Le “conte” di Remigio e le stupidaggini dei giornalisti
Remigio viene con me in piscina a fare ginnastica antalgica. Lui deve essere più o meno sull’ottantina, massiccio, muscoloso, come deve essere uno che ha lavorato per quarant’anni nei manufatti di cemento. Alto forse un metro e settanta pesa novanta chili di forza pura. Niente grasso. Quadrato.
Parla quel veneto che è tipico dei confini con il Friuli storico, quello che si aggancia al friulano di Pasolini. E racconta racconta, forbito di parole essenziali, spesso onomatopeiche.
Remigio ha nell’aia oltre un centinaio di animali, fra pollame, conigli, oche, anatre, un’asinella e un maiale, che tiene in amicizia e non uccide personalmente. A quest’uopo ha uno stuolo di amici che provvedono alla bisogna. Lui non vuole né ammazzare né veder ammazzare gli animali. Quando gli racconto che io, come rito di passaggio, a ventidue anni, uccisi un maiale con un fucile, fulminandolo con un sol colpo, ha un moto a mezzo tra la paura e l’orrore.
Mi dice che l’asinella e il maiale dormono insieme e sembra dialoghino, in amicizia, e di questo si bea nel suo bucolico agreste angolo della campagna.
Remigio ama parlare anche dei decenni passati al lavoro, dove godeva della fiducia e dell’amicizia dei “paroni”. Là si sentiva a casa sua, nella ditta dove passava dieci ore al giorno, dove “contava”, forte della sua passione aziendale, che oggi nei testi di gestione del personale si chiama “commitment”, solito anglicismo alla moda. Noi Italiani siamo esterofili, forse connotati da complessi di inferiorità consolidati nei secoli. E pensare che l’Impero romano è di qui, il Rinascimento è di qui, Dante e Michelangelo sono di qui.
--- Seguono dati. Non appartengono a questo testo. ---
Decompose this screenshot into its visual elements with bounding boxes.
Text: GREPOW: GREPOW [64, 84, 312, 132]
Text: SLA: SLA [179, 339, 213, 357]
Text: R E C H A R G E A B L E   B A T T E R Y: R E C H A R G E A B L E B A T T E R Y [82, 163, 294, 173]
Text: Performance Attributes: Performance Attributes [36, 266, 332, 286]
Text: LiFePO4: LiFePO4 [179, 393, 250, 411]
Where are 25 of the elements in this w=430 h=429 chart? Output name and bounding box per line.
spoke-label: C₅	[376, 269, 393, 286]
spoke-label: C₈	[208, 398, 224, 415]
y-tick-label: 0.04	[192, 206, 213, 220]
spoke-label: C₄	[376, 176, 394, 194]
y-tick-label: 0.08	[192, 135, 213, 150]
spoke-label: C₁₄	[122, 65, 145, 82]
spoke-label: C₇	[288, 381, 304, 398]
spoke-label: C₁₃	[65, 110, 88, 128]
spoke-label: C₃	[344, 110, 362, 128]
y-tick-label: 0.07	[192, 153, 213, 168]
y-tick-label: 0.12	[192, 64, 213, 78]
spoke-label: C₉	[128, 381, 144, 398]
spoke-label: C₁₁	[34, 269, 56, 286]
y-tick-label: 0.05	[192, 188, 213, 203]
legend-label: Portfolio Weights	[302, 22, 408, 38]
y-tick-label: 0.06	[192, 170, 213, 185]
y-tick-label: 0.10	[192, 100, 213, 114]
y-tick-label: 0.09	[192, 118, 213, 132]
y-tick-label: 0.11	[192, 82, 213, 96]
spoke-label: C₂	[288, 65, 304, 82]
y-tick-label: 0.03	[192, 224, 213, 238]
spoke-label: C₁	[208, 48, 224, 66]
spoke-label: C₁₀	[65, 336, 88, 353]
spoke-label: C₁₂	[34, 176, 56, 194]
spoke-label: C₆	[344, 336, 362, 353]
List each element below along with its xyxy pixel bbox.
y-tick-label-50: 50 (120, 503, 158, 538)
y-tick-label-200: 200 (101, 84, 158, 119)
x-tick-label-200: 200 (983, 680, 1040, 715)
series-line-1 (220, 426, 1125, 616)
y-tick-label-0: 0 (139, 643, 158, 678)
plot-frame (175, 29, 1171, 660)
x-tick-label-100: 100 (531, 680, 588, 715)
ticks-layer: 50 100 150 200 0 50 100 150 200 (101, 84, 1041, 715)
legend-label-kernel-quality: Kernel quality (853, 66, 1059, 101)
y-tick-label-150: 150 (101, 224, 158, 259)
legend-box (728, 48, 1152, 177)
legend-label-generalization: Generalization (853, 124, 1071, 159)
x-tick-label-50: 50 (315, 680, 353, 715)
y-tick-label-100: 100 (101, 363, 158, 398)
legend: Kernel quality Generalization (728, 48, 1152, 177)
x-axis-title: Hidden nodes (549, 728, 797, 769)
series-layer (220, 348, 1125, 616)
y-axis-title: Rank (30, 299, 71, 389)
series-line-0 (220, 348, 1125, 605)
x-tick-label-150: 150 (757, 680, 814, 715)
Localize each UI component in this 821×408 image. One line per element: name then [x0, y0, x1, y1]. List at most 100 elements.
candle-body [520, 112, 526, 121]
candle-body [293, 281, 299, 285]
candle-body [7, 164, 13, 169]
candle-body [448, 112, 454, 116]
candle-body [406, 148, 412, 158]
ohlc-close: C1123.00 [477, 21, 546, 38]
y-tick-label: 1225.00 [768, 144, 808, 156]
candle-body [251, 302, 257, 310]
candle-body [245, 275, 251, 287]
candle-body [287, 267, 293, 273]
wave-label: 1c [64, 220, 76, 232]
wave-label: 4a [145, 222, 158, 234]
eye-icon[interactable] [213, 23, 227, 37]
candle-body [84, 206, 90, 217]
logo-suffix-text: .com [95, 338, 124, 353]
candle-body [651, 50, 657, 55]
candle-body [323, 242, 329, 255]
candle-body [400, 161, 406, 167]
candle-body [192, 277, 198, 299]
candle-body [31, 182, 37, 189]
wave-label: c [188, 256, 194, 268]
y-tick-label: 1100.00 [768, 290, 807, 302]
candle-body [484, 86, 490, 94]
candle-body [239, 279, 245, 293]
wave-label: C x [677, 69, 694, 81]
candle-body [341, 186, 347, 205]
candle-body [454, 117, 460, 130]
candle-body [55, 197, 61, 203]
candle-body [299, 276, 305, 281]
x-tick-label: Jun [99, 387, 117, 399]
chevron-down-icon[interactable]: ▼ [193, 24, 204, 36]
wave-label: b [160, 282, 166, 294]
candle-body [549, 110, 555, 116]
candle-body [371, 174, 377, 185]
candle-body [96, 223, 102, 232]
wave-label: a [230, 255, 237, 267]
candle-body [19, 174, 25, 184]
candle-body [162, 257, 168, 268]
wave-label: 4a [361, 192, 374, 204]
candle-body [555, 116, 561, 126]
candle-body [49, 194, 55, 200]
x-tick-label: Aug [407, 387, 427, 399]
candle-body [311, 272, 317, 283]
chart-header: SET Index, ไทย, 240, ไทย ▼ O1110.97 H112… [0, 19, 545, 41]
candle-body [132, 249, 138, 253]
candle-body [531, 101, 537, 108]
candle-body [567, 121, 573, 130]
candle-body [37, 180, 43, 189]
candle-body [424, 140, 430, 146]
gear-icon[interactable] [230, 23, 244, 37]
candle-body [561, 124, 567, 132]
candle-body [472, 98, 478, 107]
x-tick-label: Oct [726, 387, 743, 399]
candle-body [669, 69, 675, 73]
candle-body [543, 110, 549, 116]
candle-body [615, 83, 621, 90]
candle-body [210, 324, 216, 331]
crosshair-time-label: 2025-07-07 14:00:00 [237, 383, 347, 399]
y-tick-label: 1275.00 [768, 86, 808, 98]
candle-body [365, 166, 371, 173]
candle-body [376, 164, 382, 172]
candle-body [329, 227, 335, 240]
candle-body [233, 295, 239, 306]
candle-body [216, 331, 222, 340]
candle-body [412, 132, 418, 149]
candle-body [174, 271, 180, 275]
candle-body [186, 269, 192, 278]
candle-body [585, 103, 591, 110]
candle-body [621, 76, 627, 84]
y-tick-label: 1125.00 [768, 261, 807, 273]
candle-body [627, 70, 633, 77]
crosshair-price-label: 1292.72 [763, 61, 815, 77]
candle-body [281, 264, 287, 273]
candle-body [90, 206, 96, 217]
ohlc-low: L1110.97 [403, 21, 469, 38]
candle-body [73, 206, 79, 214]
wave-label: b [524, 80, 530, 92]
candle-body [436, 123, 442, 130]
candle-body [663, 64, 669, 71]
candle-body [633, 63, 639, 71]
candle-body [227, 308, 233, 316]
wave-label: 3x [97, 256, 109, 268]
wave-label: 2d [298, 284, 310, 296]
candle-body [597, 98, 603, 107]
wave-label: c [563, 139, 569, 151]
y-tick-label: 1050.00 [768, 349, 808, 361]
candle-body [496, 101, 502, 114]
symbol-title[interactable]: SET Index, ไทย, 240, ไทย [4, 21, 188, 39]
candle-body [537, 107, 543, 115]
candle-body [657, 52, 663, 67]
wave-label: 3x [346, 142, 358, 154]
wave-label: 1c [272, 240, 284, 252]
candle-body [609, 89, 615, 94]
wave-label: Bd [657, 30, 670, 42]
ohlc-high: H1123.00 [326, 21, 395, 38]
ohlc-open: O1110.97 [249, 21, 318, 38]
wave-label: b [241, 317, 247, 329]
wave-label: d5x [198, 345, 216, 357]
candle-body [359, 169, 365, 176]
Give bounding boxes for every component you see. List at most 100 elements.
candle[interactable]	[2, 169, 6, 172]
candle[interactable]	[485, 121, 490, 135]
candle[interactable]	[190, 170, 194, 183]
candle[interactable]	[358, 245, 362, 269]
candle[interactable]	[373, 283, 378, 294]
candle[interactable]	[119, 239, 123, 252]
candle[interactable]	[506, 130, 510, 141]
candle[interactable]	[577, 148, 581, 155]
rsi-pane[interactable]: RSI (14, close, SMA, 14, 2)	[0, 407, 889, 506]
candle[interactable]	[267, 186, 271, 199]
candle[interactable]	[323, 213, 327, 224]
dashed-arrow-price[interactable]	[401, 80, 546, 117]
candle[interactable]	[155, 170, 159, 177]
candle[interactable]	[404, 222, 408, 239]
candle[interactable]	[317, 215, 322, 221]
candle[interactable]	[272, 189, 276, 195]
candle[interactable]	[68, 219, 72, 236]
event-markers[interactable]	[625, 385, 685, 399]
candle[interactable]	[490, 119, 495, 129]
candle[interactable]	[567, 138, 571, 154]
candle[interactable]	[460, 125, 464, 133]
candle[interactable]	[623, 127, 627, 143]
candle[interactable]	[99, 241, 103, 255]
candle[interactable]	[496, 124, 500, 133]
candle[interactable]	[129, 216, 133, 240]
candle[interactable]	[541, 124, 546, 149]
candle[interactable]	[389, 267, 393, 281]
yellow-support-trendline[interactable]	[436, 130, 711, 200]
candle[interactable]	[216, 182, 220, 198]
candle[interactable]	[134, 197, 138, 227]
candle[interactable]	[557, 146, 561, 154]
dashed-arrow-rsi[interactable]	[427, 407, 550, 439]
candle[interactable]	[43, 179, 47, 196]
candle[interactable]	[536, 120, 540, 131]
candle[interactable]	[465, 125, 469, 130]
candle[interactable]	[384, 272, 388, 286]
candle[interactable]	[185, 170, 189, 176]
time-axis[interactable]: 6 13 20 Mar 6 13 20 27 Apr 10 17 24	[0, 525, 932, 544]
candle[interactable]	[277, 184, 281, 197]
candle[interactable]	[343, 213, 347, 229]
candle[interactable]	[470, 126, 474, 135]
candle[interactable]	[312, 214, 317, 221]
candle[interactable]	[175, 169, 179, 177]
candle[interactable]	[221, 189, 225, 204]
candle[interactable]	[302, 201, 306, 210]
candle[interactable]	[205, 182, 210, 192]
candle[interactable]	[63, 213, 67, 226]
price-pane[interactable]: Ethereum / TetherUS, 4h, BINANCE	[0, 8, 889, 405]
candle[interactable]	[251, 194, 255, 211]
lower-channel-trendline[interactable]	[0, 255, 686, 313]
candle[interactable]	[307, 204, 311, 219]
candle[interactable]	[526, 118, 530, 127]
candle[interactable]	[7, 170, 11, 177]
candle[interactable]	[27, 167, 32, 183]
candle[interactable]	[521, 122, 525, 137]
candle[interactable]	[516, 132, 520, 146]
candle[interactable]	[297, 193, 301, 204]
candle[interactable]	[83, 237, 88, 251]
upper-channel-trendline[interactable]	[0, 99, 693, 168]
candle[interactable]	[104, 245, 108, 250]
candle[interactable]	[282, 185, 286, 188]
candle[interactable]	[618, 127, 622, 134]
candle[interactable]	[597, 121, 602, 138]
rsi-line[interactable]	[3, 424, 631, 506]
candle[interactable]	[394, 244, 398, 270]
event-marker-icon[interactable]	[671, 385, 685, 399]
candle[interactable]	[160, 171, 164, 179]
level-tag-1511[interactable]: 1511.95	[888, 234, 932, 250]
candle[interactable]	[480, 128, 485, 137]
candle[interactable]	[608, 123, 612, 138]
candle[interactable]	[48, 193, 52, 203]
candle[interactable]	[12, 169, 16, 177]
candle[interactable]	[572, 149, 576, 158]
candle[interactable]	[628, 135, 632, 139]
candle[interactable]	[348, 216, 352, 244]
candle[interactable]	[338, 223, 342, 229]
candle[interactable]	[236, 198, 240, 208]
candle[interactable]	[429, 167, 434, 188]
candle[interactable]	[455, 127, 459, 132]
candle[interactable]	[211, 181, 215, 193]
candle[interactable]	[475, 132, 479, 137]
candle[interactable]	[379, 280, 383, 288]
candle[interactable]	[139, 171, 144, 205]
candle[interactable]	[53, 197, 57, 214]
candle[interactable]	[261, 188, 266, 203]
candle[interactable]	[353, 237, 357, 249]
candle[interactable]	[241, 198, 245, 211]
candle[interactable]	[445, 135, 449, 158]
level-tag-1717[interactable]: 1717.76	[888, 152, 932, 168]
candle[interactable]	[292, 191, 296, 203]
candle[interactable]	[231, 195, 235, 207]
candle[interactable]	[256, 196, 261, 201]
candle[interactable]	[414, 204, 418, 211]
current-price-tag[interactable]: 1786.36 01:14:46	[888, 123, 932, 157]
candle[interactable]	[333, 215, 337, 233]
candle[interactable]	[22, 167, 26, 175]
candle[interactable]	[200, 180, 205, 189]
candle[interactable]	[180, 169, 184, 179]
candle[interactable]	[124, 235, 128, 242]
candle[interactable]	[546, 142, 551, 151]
Ma che commitment e commitment! Diciamo passione, quella che Remigio ha sempre provato per la Ditta, per gli Animali che gli riempiono il cortile e la vita, per la Vita.
Tra le “conte” di Remigio e quelle di insigni giornalisti, scelgo le prima, non solo perché sono più interessanti narrativamente, ma anche perché sono più veritiere.
Un esempio? Stamani l’insigne Massimo Giannini, direttore non so di quale quotidiano titola (o fa titolare) il suo pezzo sulla situazione idrogeologica italiana “Annuncio di un’apocalisse futura”. Due errori, uno concettuale e l’altro filologico-etimologico: parlare di “annuncio” è come dire che qualcosa accadrà di nuovo, quasi necessariamente (ed è ciò che gli inglesi chiamano wishful thinking, cioè “profezia che si auto-avvera”); usare il termine “apocalisse” in luogo di “catastrofe” significa non conoscerne il significato, poiché, come è noto non solo a grecisti di chiara fama, “apocalisse” significa “rivelazione” e non “catastrofe”. Penso di avere scritto e spiegato questo almeno un centinaio di volte nei miei scritti e detti pubblici, che evidentemente non arrivano a questi culti signori.
Viva Remigio, e abbasso gli illustri signori della cronaca imprecisa e sciatta, là dove l’allure fa il paio con la noia, trista inimica dei giorni, da rifuggire con cura, magari nel rifugio delle conte di Remigio da Marignana, Friuli.